Ce montant, rapporté aux 20,5 milliards de dollars de revenu trimestriel du groupe, reste modeste en proportion — mais il porte une intention structurelle. Les propos mêmes de Mineart sur la difficulté d’intégrer l’autonomie « into the customer jobsite and into the workflows » suggèrent que l’obstacle principal n’est pas la disponibilité des modèles, mais la capacité des équipes, internes comme chez les clients, à les faire fonctionner concrètement dans des environnements réels et à en tirer parti.
Un technicien qui apprend à utiliser le Cat AI Assistant, un ingénieur qui doit superviser une flotte partiellement autonome sur un chantier, ou un opérateur qui interprète les alertes issues d’un jumeau numérique — chacun de ces rôles suppose un socle de compétences qui ne s’improvise pas. En misant sur la formation plutôt que sur le seul déploiement technologique, Caterpillar reconnaît implicitement ce que confirment nombre de projets d’automatisation industrielle : la technologie la plus avancée reste inopérante si les équipes chargées de la faire vivre au quotidien n’ont pas été préparées à s’en servir.
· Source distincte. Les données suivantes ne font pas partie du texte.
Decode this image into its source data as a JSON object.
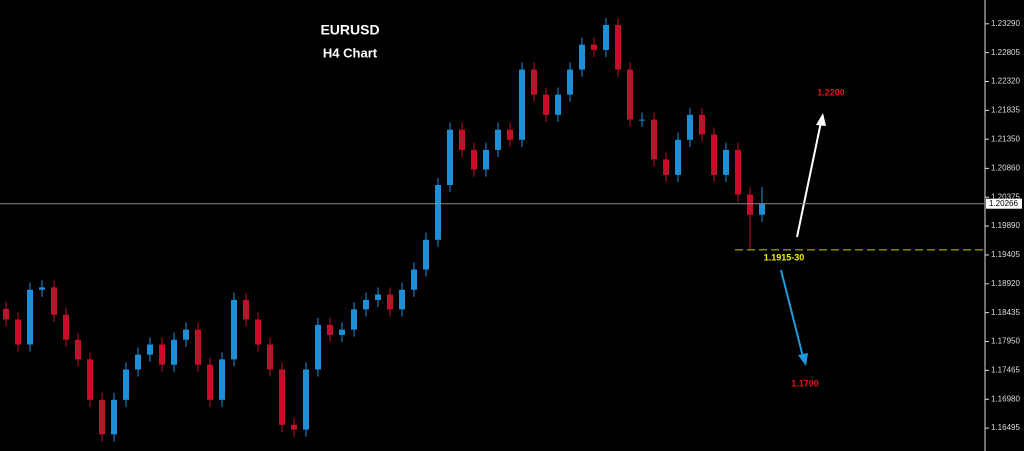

Ce choix distingue en creux la trajectoire de Caterpillar de celle d’un pur éditeur de logiciel d’IA, pour qui l’enjeu principal reste l’amélioration continue d’un modèle. Pour un fabricant d’engins lourds vendus à des clients tiers, la performance d’un système d’IA se mesure moins à un score de benchmark qu’à sa capacité à réduire, concrètement, le temps d’arrêt d’une machine sur un chantier — un objectif qui passe autant par la formation humaine que par l’algorithme lui-même.